We spent the evening around a piano while quite the old man and fabulous piano player took requests and would play anything from memory. Then after a song  was played, a story was told. One was about the great Liberace and how he met him while being at the American camps during the war. Liberace and the war led to discussions of politics and history. They talked about books, authors, presidents and prime ministers. One fellow said that his greatest regret in life was that he was not fluent in a different language; which all really touched me. The ladies were ever a lady and the men, ever so gentle.

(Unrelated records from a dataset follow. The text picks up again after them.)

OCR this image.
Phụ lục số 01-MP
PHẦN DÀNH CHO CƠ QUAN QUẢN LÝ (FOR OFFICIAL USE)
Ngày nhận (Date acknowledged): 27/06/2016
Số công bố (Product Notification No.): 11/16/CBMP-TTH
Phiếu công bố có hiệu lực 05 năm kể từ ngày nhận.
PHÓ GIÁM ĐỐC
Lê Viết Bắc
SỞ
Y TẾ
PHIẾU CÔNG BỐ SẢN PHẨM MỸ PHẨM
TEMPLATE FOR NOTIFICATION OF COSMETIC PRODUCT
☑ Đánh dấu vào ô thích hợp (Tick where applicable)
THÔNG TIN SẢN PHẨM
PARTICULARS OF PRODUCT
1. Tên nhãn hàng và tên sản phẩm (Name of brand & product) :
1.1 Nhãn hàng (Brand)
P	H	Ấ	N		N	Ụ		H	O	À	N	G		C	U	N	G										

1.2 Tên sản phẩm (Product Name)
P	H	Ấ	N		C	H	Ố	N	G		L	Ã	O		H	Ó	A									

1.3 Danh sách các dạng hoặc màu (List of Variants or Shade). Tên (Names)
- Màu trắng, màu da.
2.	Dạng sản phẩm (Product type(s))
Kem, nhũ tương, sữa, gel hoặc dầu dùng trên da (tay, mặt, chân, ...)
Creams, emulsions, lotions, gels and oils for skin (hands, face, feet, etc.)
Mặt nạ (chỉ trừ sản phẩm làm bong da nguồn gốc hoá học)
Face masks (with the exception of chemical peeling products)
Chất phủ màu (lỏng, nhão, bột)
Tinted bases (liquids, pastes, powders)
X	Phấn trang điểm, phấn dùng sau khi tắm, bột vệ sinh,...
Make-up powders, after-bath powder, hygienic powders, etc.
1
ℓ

Today, many young people are more concerned about how short their skirts are, how dumb they can act in class and disrupt the teachers, who has spent the most money on their clothes or i-pad,pod,phone. Saturday nights are not spent enriching the brain in discussion around a piano, but spent killing brain cells by drinking the night away into oblivion. Don't get me wrong, last night these lads and gals were drinking me under the table, but in a more respectable way than how it is done today.


There are so many amazing cultural things going on right now today in the 21st century. The great debates of global warming, the rise and fall of the economy, world peace, cinematography; but less and less young people are interested and taking advantage of these wonderful and necessary ideas. I really hope that can change. The good old days, really were quite splendid. Last night really was inspiring. I hope that as life goes on and technology becomes more advance we don't lose sight of the classics, of history, and the importance of knowledge.